Durant la Guerre Civile, Lincoln a exercé des pouvoirs qui ont excédé n’importe quel autre président avant lui. En avril 1861, suite à la sécession du Deep South, il a unilatéralement ordonné un blocus des ports du sud et la suspension de l’habeas corpus. Durant la guerre, il a emprisonné 14,000 civils sans procès et a fait fermer plus de 300 journaux.
La prospérité de la fin du 19e siècle a eu lieu sous des présidents quasi anonymes, jusqu’à Theodore Roosevelt, qu’Healy considère comme le premier président “progressiste” contemporain, pour qui le pouvoir executif est un moyen de modeler la société à sa guise. Celui-ci déclarait en 1897:
“Je souhaite qu’il y ai tune guerre quelle qu’elle soit, parce que je pense que ce pays en a besoin”.
Il s’est assuré d’en déclencher une avec l’Espagne sous un faux prétexte, soit le naufrage du USS Maine en eaux cubaines qui fut une opération sous fausse bannière (ici). À l’époque, le président était McKinley, mais TR milita en faveur des hostilités en tant qu’assistant-secrétaire à la Marine.
C’est aussi lui qui, en tant que président, a initié l’emploi des “ordres exécutifs” pour arriver à ses fins. De la fin de la Guerre Civile jusqu’à l’élection de TR, les présidents ont émis 158 ordres exécutifs. Durant ses 7 ans comme président, TR en a émis 1,006!
TR, Wilson et FDR ont émis 6,500 ordres exécutifs au total, dont un record de 3,723 pour FDR. Il est clair que les présidents dit “progressistes” sont friands d’augmenter le pouvoir exécutif du POTUS.
C’est aussi TR qui a supporté une “révolte populaire” au Panama en 1903, qui mena à l’indépendance de la Colombie, car cet événement servait les intérêts géopolitiques des États-Unis en mettant le fameux canal entre les mains d’un gouvernement pantin contrôlé par Washington.
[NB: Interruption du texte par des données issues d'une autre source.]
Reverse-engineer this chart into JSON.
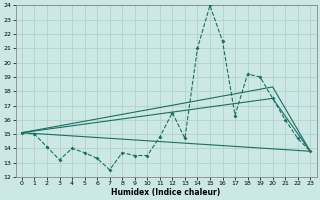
{
  "xlabel": "Humidex (Indice chaleur)",
  "bg_color": "#cce8e4",
  "grid_color": "#b0ccc8",
  "line_color": "#1a6e64",
  "xlim": [
    -0.5,
    23.5
  ],
  "ylim": [
    12,
    24
  ],
  "xticks": [
    0,
    1,
    2,
    3,
    4,
    5,
    6,
    7,
    8,
    9,
    10,
    11,
    12,
    13,
    14,
    15,
    16,
    17,
    18,
    19,
    20,
    21,
    22,
    23
  ],
  "yticks": [
    12,
    13,
    14,
    15,
    16,
    17,
    18,
    19,
    20,
    21,
    22,
    23,
    24
  ],
  "series1_x": [
    0,
    1,
    2,
    3,
    4,
    5,
    6,
    7,
    8,
    9,
    10,
    11,
    12,
    13,
    14,
    15,
    16,
    17,
    18,
    19,
    20,
    21,
    22,
    23
  ],
  "series1_y": [
    15.1,
    15.0,
    14.1,
    13.2,
    14.0,
    13.7,
    13.3,
    12.5,
    13.7,
    13.5,
    13.5,
    14.8,
    16.5,
    14.7,
    21.0,
    24.0,
    21.5,
    16.3,
    19.2,
    19.0,
    17.5,
    16.0,
    14.7,
    13.8
  ],
  "series2_x": [
    0,
    23
  ],
  "series2_y": [
    15.1,
    13.8
  ],
  "series3_x": [
    0,
    20,
    23
  ],
  "series3_y": [
    15.1,
    17.5,
    13.8
  ],
  "series4_x": [
    0,
    20,
    23
  ],
  "series4_y": [
    15.1,
    18.3,
    13.8
  ]
}
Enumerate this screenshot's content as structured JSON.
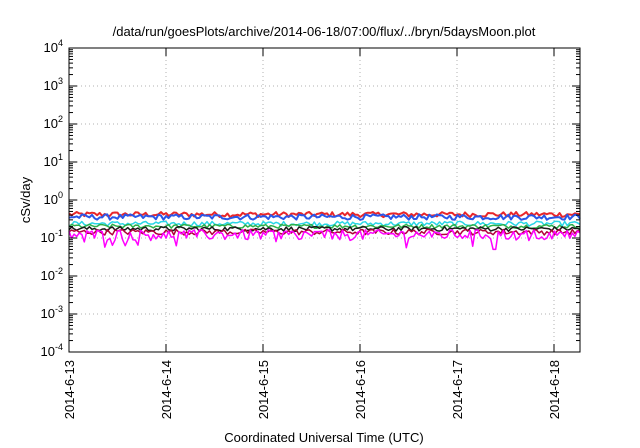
{
  "chart_data": {
    "type": "line",
    "title": "/data/run/goesPlots/archive/2014-06-18/07:00/flux/../bryn/5daysMoon.plot",
    "xlabel": "Coordinated Universal Time (UTC)",
    "ylabel": "cSv/day",
    "yscale": "log",
    "ylim": [
      0.0001,
      10000
    ],
    "xlim": [
      "2014-06-13",
      "2014-06-18 07:00"
    ],
    "grid": true,
    "x_ticks": [
      "2014-6-13",
      "2014-6-14",
      "2014-6-15",
      "2014-6-16",
      "2014-6-17",
      "2014-6-18"
    ],
    "y_ticks": [
      {
        "base": "10",
        "exp": "-4",
        "value": 0.0001
      },
      {
        "base": "10",
        "exp": "-3",
        "value": 0.001
      },
      {
        "base": "10",
        "exp": "-2",
        "value": 0.01
      },
      {
        "base": "10",
        "exp": "-1",
        "value": 0.1
      },
      {
        "base": "10",
        "exp": "0",
        "value": 1
      },
      {
        "base": "10",
        "exp": "1",
        "value": 10
      },
      {
        "base": "10",
        "exp": "2",
        "value": 100
      },
      {
        "base": "10",
        "exp": "3",
        "value": 1000
      },
      {
        "base": "10",
        "exp": "4",
        "value": 10000
      }
    ],
    "series": [
      {
        "color": "#e8262a",
        "base": 0.42,
        "jitter": 0.13
      },
      {
        "color": "#2a56e8",
        "base": 0.36,
        "jitter": 0.12
      },
      {
        "color": "#29d6e6",
        "base": 0.24,
        "jitter": 0.07
      },
      {
        "color": "#2db04a",
        "base": 0.205,
        "jitter": 0.05
      },
      {
        "color": "#1a1a1a",
        "base": 0.175,
        "jitter": 0.05
      },
      {
        "color": "#b0003a",
        "base": 0.145,
        "jitter": 0.05
      },
      {
        "color": "#ff00ff",
        "base": 0.125,
        "jitter": 0.08
      }
    ]
  }
}
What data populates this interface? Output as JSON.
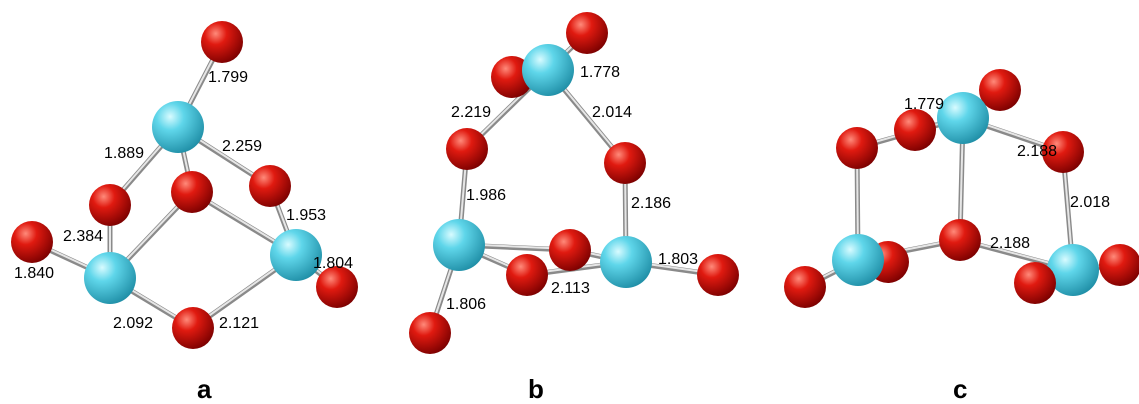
{
  "panels": [
    {
      "label": "a",
      "bond_lengths": [
        "1.799",
        "1.889",
        "2.259",
        "1.953",
        "2.384",
        "1.840",
        "1.804",
        "2.092",
        "2.121"
      ]
    },
    {
      "label": "b",
      "bond_lengths": [
        "1.778",
        "2.219",
        "2.014",
        "1.986",
        "2.186",
        "1.803",
        "2.113",
        "1.806"
      ]
    },
    {
      "label": "c",
      "bond_lengths": [
        "1.779",
        "2.188",
        "2.018",
        "2.188"
      ]
    }
  ]
}
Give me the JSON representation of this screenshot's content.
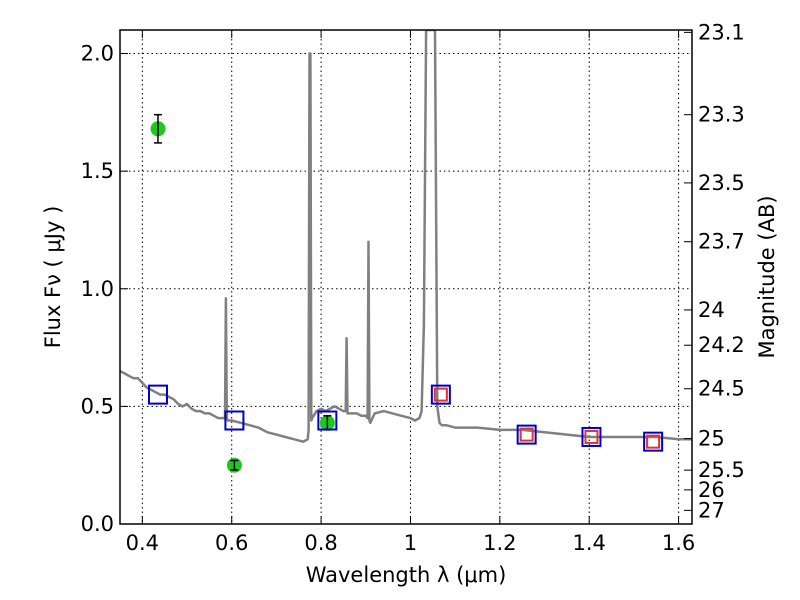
{
  "chart_data": {
    "type": "scatter",
    "xlabel": "Wavelength  λ (μm)",
    "ylabel": "Flux  Fν  ( μJy )",
    "y2label": "Magnitude (AB)",
    "xlim": [
      0.35,
      1.63
    ],
    "ylim": [
      0.0,
      2.1
    ],
    "grid": true,
    "xticks": [
      0.4,
      0.6,
      0.8,
      1.0,
      1.2,
      1.4,
      1.6
    ],
    "xtick_labels": [
      "0.4",
      "0.6",
      "0.8",
      "1",
      "1.2",
      "1.4",
      "1.6"
    ],
    "yticks": [
      0.0,
      0.5,
      1.0,
      1.5,
      2.0
    ],
    "ytick_labels": [
      "0.0",
      "0.5",
      "1.0",
      "1.5",
      "2.0"
    ],
    "y2_ticks": [
      {
        "label": "23.1",
        "flux": 2.09
      },
      {
        "label": "23.3",
        "flux": 1.74
      },
      {
        "label": "23.5",
        "flux": 1.45
      },
      {
        "label": "23.7",
        "flux": 1.2
      },
      {
        "label": "24",
        "flux": 0.91
      },
      {
        "label": "24.2",
        "flux": 0.76
      },
      {
        "label": "24.5",
        "flux": 0.575
      },
      {
        "label": "25",
        "flux": 0.363
      },
      {
        "label": "25.5",
        "flux": 0.229
      },
      {
        "label": "26",
        "flux": 0.145
      },
      {
        "label": "27",
        "flux": 0.058
      }
    ],
    "series": [
      {
        "type": "line",
        "color": "#808080",
        "x": [
          0.35,
          0.36,
          0.37,
          0.38,
          0.39,
          0.4,
          0.41,
          0.42,
          0.43,
          0.44,
          0.45,
          0.46,
          0.47,
          0.48,
          0.49,
          0.5,
          0.51,
          0.52,
          0.53,
          0.54,
          0.55,
          0.56,
          0.57,
          0.58,
          0.585,
          0.587,
          0.589,
          0.591,
          0.6,
          0.62,
          0.64,
          0.66,
          0.68,
          0.7,
          0.72,
          0.74,
          0.76,
          0.77,
          0.772,
          0.774,
          0.776,
          0.778,
          0.78,
          0.79,
          0.8,
          0.81,
          0.82,
          0.83,
          0.84,
          0.85,
          0.855,
          0.857,
          0.859,
          0.861,
          0.87,
          0.88,
          0.89,
          0.9,
          0.904,
          0.906,
          0.908,
          0.91,
          0.92,
          0.94,
          0.96,
          0.98,
          1.0,
          1.01,
          1.02,
          1.025,
          1.03,
          1.035,
          1.04,
          1.045,
          1.05,
          1.055,
          1.06,
          1.065,
          1.07,
          1.08,
          1.1,
          1.15,
          1.2,
          1.25,
          1.3,
          1.35,
          1.4,
          1.45,
          1.5,
          1.55,
          1.6,
          1.63
        ],
        "y": [
          0.65,
          0.64,
          0.63,
          0.62,
          0.62,
          0.6,
          0.58,
          0.57,
          0.56,
          0.55,
          0.55,
          0.54,
          0.53,
          0.51,
          0.5,
          0.51,
          0.49,
          0.48,
          0.48,
          0.47,
          0.47,
          0.46,
          0.45,
          0.45,
          0.45,
          0.96,
          0.45,
          0.44,
          0.44,
          0.43,
          0.42,
          0.41,
          0.39,
          0.38,
          0.37,
          0.36,
          0.35,
          0.36,
          0.4,
          2.0,
          2.0,
          0.44,
          0.45,
          0.48,
          0.49,
          0.48,
          0.49,
          0.5,
          0.49,
          0.48,
          0.48,
          0.79,
          0.47,
          0.47,
          0.47,
          0.47,
          0.46,
          0.46,
          0.45,
          1.2,
          0.44,
          0.43,
          0.47,
          0.48,
          0.47,
          0.46,
          0.45,
          0.44,
          0.45,
          0.48,
          0.85,
          2.1,
          2.1,
          2.1,
          2.1,
          2.1,
          0.5,
          0.43,
          0.42,
          0.42,
          0.41,
          0.41,
          0.4,
          0.4,
          0.39,
          0.38,
          0.37,
          0.37,
          0.37,
          0.37,
          0.36,
          0.36
        ]
      },
      {
        "type": "errorbar",
        "marker": "circle",
        "color": "#1ec81e",
        "points": [
          {
            "x": 0.435,
            "y": 1.68,
            "err": 0.06
          },
          {
            "x": 0.606,
            "y": 0.25,
            "err": 0.02
          },
          {
            "x": 0.814,
            "y": 0.43,
            "err": 0.03
          }
        ]
      },
      {
        "type": "scatter",
        "marker": "open-square",
        "color": "#0000cc",
        "x": [
          0.435,
          0.606,
          0.814,
          1.068,
          1.26,
          1.405,
          1.543
        ],
        "y": [
          0.55,
          0.44,
          0.44,
          0.55,
          0.38,
          0.37,
          0.35
        ]
      },
      {
        "type": "scatter",
        "marker": "open-square-small",
        "color": "#dd3333",
        "x": [
          1.068,
          1.26,
          1.405,
          1.543
        ],
        "y": [
          0.55,
          0.38,
          0.37,
          0.35
        ]
      }
    ]
  }
}
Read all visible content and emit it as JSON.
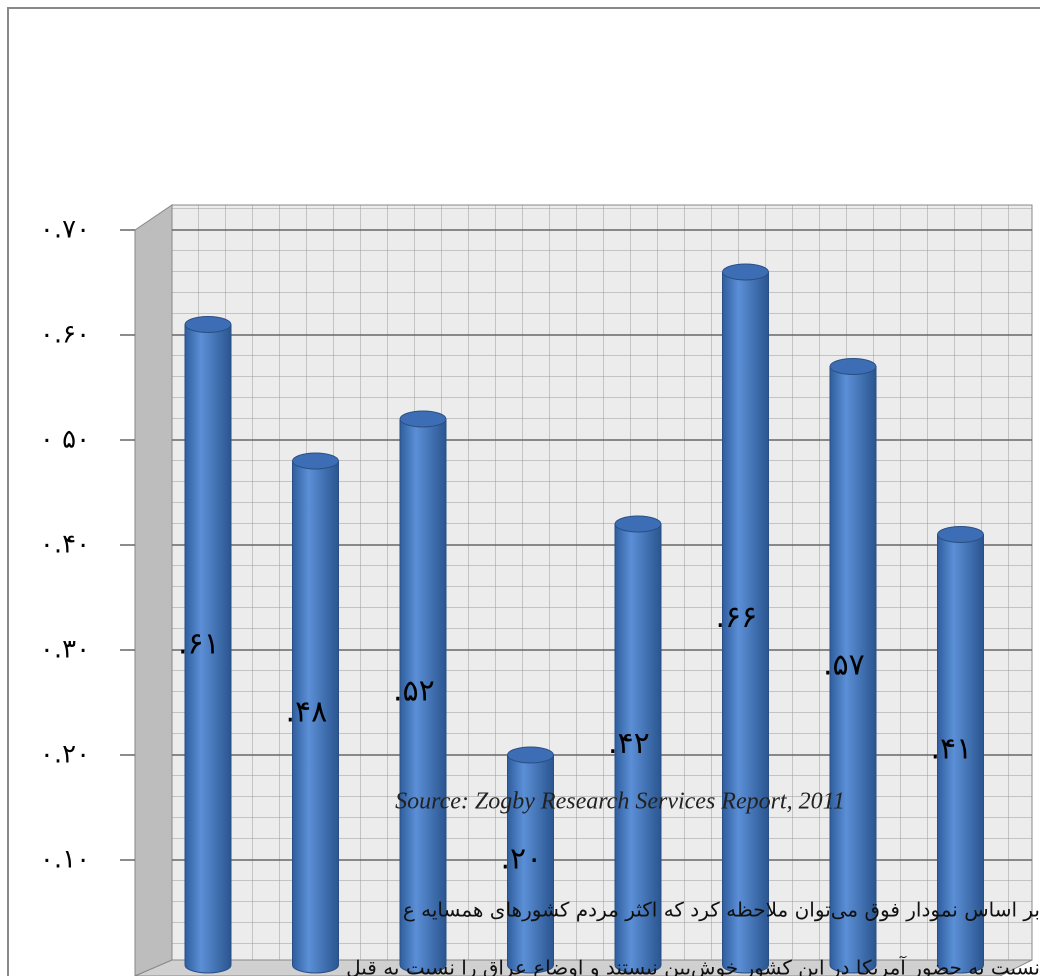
{
  "chart_data": {
    "type": "bar",
    "categories": [
      null,
      null,
      null,
      null,
      null,
      null,
      null,
      null
    ],
    "values": [
      0.61,
      0.48,
      0.52,
      0.2,
      0.42,
      0.66,
      0.57,
      0.41
    ],
    "value_labels": [
      ".۶۱",
      ".۴۸",
      ".۵۲",
      ".۲۰",
      ".۴۲",
      ".۶۶",
      ".۵۷",
      ".۴۱"
    ],
    "color": "#4a7cc4",
    "ylim": [
      0,
      0.72
    ],
    "yticks": [
      {
        "value": 0.1,
        "label": "۰.۱۰"
      },
      {
        "value": 0.2,
        "label": "۰.۲۰"
      },
      {
        "value": 0.3,
        "label": "۰.۳۰"
      },
      {
        "value": 0.4,
        "label": "۰.۴۰"
      },
      {
        "value": 0.5,
        "label": "۰ ۵۰"
      },
      {
        "value": 0.6,
        "label": "۰.۶۰"
      },
      {
        "value": 0.7,
        "label": "۰.۷۰"
      }
    ],
    "grid": true,
    "source": "Source: Zogby Research Services Report, 2011",
    "text_lines": [
      "بر اساس نمودار فوق می‌توان ملاحظه کرد که اکثر مردم کشورهای همسایه ع",
      "نسبت به حضور آمریکا در این کشور خوش‌بین نیستند و اوضاع عراق را نسبت به قبل"
    ]
  }
}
Les pires arrivent au sommet…
Comme la si bien expliqué Hayek dans La Route de la Servitude, plus un poste offre de pouvoir politique, plus son détenteur aura tendance à être une mauvaise personne. Hayek explique qu’il est plus facile de rafler le soutien de la population pour combattre un adversaire (les terroristes islamiques, les narco-trafficants mexicains, Chinois voleurs d’emplois, etc) que pour une cause positive. Le candidat qui aura le plus de succès sera donc celui qui mobilise par sa haine d’un ennemi.
Le processus contemporain de sélection du POTUS fait en sorte d’attirer les candidats qui ont une soif démesurée de pouvoir et qui sont prêts à tout pour y arriver. L’entreprise de devenir président requière un sacrifice immense en temps, énergie et argent. Elle nécessite d’exposer sa vie privée au grand jour et de passer des mois dans un autobus et à faire des discours en vertu d’un horaire épuisant.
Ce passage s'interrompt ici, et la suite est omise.